Мне было противно делать вид, что я его обожаю, и я просто сказала: «Добрый день!»
– Присаживайся! – он указал мне место не за большим совещательным столом, а в углу кабинета стоял низенький столик с двумя креслами, и я села туда.
– Я тебя как старую добрую знакомую пригласил. Давай без официоза?
– Да зачем же нам официоз?
– Правильно! Может, выпьем за встречу? У меня коньяк отличный есть.
– Выпьем.
– Вот молодец! – Он достал из шкафа бутылку «Хеннесси» и два пузатых бокала, при этом не переставая нахваливать меня. – Люблю таких, а то начнут жеманничать. А ты наш человек, простой, открытый, да к тому же талантливый.

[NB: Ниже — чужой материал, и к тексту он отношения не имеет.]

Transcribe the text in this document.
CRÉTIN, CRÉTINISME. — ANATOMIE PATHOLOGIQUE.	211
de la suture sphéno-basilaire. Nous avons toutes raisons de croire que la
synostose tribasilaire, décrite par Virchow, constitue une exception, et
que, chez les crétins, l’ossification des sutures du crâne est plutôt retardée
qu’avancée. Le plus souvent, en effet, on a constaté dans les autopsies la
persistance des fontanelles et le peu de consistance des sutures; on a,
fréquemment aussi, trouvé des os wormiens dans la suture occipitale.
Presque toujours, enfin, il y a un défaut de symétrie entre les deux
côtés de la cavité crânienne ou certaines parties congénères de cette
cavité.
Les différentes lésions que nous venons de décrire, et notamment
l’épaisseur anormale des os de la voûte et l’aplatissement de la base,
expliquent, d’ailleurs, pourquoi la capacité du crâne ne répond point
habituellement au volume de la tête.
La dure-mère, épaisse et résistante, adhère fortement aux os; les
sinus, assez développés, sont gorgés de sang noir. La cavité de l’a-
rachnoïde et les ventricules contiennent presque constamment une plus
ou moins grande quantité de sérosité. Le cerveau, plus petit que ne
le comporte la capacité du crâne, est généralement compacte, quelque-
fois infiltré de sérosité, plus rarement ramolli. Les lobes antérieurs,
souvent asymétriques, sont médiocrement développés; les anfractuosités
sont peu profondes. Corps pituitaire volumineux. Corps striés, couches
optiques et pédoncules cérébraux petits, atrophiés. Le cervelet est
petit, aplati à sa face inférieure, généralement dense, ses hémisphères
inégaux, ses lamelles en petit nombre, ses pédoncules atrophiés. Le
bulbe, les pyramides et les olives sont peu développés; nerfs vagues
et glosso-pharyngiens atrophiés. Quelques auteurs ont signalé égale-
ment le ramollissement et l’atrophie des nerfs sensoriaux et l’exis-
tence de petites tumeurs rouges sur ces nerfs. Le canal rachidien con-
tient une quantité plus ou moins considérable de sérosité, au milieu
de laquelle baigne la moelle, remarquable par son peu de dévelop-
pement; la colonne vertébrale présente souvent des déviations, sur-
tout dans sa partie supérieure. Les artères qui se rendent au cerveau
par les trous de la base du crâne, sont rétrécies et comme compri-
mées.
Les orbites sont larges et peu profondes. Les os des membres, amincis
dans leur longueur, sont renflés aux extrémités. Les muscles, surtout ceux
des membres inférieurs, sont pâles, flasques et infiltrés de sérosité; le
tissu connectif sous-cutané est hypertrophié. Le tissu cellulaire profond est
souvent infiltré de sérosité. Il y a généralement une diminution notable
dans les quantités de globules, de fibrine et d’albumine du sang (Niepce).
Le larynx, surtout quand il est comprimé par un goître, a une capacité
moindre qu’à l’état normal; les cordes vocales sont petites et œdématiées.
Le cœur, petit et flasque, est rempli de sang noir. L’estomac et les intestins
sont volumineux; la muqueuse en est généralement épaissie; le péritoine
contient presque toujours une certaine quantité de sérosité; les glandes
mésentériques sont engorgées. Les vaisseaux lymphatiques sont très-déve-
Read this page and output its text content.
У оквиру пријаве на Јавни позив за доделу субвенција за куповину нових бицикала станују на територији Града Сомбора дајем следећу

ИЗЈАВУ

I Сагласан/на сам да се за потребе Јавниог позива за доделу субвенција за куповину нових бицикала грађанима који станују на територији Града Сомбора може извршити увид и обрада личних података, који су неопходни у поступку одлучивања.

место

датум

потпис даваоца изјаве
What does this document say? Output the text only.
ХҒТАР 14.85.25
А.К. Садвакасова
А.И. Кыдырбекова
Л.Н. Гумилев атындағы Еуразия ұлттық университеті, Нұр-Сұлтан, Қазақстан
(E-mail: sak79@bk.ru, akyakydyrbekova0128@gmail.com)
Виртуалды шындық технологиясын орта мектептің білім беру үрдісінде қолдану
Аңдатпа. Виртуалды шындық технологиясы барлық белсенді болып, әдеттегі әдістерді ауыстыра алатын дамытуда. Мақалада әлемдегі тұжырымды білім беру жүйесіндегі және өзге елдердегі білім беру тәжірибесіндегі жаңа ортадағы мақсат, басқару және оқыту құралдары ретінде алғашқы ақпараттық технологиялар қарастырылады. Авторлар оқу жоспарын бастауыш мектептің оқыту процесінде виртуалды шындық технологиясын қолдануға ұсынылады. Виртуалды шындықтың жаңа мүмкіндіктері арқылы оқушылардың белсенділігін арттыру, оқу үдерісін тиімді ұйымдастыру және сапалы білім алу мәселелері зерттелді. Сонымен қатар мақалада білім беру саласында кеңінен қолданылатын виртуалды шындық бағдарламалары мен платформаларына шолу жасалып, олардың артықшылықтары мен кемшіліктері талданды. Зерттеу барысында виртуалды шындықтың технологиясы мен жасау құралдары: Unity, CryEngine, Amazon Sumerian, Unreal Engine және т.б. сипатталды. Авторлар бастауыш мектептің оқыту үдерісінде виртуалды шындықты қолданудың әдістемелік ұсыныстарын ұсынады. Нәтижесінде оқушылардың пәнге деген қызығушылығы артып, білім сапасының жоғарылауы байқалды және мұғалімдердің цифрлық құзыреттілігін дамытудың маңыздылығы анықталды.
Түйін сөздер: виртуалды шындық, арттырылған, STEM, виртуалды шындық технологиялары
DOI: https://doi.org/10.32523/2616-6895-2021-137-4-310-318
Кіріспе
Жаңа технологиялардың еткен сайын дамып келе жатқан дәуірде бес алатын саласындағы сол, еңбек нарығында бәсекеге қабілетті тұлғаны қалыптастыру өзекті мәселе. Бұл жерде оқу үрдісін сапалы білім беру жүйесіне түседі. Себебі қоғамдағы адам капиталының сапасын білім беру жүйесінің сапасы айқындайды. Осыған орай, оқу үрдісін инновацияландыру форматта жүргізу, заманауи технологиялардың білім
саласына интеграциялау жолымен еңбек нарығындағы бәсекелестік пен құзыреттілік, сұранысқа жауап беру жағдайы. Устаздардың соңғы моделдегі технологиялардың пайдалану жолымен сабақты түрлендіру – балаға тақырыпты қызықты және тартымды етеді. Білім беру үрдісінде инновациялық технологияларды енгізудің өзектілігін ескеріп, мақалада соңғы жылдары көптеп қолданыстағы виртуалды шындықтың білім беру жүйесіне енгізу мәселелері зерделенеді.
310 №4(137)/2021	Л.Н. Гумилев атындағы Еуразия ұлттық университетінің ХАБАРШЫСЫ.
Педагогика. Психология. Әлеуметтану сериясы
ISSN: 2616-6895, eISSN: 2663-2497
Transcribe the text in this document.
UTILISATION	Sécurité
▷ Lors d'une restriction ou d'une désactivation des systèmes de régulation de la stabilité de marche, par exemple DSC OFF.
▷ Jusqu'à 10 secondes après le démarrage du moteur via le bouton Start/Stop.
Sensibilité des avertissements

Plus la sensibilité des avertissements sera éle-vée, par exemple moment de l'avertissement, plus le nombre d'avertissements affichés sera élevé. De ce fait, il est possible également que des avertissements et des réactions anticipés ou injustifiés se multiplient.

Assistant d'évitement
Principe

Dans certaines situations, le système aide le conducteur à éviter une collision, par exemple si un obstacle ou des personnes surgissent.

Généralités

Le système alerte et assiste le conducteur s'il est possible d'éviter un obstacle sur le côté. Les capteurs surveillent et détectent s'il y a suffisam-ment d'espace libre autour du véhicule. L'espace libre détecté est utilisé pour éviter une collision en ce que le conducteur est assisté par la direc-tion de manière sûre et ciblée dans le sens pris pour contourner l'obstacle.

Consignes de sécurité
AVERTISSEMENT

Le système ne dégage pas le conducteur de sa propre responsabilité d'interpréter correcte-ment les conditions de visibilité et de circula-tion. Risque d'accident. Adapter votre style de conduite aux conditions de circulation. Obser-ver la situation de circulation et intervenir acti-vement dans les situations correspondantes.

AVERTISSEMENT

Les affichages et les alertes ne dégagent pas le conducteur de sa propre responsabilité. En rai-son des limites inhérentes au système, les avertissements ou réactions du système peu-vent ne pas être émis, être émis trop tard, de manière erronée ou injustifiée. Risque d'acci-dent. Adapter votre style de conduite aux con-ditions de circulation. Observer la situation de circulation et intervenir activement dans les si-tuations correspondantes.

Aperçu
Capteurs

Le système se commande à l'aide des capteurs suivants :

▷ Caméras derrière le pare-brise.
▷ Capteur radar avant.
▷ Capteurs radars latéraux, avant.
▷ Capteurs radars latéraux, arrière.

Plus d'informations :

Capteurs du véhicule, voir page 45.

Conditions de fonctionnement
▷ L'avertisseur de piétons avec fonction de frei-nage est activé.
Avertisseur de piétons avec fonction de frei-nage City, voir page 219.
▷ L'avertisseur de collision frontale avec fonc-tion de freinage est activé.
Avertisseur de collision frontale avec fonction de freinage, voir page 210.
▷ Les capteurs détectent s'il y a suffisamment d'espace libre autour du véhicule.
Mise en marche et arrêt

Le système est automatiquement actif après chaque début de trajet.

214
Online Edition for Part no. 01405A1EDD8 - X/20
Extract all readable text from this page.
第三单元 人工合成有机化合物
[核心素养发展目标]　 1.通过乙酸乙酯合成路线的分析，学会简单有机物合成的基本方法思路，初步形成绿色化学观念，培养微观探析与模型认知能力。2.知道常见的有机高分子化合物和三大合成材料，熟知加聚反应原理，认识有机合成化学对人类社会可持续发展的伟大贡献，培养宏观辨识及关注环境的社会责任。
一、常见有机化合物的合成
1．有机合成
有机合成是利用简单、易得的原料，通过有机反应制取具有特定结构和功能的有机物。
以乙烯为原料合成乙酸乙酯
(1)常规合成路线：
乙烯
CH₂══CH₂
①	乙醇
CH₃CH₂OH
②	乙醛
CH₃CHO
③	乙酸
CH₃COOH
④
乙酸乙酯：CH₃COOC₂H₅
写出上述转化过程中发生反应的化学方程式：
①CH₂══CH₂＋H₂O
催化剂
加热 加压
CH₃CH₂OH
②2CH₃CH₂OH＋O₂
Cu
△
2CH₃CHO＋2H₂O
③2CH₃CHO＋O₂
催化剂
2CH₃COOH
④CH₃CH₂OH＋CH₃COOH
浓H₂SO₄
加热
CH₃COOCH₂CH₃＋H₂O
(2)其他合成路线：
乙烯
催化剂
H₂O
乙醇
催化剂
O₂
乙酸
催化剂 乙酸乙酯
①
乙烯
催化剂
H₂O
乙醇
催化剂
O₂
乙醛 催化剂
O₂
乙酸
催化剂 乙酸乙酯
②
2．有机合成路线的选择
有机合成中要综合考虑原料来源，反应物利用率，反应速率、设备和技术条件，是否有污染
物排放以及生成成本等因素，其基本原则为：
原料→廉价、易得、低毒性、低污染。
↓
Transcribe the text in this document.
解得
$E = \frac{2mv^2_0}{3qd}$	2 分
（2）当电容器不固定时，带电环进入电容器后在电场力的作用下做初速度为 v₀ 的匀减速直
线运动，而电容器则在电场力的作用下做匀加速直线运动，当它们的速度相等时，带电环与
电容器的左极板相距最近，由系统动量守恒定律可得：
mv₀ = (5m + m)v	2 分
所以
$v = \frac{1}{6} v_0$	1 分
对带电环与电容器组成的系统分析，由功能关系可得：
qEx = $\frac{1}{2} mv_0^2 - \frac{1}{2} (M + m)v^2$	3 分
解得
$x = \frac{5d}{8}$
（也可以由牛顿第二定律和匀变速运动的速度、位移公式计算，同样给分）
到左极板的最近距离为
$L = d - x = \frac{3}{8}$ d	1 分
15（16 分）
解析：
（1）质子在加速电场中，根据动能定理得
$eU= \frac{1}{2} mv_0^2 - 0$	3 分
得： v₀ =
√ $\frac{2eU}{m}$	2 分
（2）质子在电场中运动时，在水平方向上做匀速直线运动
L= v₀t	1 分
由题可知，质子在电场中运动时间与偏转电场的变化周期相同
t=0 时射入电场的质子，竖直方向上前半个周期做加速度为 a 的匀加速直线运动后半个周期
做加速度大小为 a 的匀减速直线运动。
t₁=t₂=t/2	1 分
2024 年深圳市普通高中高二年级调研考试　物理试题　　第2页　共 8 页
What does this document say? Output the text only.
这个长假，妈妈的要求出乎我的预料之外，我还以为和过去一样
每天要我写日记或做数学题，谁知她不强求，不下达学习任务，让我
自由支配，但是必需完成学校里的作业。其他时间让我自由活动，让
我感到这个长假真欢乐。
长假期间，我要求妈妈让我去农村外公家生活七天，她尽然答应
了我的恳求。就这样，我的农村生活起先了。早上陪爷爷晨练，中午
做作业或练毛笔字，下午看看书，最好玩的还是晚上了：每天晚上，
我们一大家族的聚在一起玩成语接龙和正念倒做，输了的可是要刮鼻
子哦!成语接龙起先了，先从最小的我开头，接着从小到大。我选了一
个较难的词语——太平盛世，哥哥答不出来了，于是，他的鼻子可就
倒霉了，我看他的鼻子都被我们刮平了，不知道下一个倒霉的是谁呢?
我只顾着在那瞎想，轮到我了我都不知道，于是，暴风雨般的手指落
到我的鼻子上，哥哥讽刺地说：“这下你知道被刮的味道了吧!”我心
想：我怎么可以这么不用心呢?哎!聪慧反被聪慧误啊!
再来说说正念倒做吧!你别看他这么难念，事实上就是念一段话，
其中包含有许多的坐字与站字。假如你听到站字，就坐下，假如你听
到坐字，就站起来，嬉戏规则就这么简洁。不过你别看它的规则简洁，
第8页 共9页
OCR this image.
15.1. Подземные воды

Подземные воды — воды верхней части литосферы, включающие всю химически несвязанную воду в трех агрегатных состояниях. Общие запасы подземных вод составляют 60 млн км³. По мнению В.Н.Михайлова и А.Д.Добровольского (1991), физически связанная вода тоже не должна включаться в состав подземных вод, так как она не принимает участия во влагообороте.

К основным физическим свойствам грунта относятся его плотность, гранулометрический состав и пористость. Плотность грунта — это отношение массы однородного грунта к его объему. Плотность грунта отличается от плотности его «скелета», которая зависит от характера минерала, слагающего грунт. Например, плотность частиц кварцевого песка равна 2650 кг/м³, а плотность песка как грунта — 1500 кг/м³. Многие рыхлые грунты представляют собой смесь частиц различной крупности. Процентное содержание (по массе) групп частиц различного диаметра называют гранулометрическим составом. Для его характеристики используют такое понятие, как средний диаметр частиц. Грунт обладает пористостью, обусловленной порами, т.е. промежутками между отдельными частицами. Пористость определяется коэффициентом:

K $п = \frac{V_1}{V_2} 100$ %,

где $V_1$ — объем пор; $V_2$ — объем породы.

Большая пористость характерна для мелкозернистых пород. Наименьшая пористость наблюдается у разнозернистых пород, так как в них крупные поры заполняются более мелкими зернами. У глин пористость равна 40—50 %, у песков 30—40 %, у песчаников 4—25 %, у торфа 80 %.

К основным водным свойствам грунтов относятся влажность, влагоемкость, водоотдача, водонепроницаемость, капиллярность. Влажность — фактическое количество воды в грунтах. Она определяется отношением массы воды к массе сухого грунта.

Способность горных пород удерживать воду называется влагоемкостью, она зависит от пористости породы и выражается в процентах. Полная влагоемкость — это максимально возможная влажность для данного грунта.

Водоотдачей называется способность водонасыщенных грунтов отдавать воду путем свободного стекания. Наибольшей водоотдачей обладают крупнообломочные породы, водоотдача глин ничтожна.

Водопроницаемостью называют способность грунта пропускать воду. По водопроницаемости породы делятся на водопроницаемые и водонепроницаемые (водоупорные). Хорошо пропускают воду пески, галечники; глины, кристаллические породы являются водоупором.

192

Бокалы на четверть наполнились коньяком.
– Ну, давай, Светлана, за тебя!
Чокнулись, выпили, он пододвинул мне коробку с конфетами, я взяла одну. Мэр взял дольку лимона с блюдечка, положил в рот и сморщился. И так, сморщенный, посасывая лимон, попенял:
– Вообще я на тебя в обиде. Не позвонила ни разу… Я же дал тебе прямой номер мобильного…
– Не хотела вас беспокоить.
– Не хотела она, видишь ли… Вот с театром, например, чего сразу к журналистам? Надо было ко мне обращаться в первую очередь.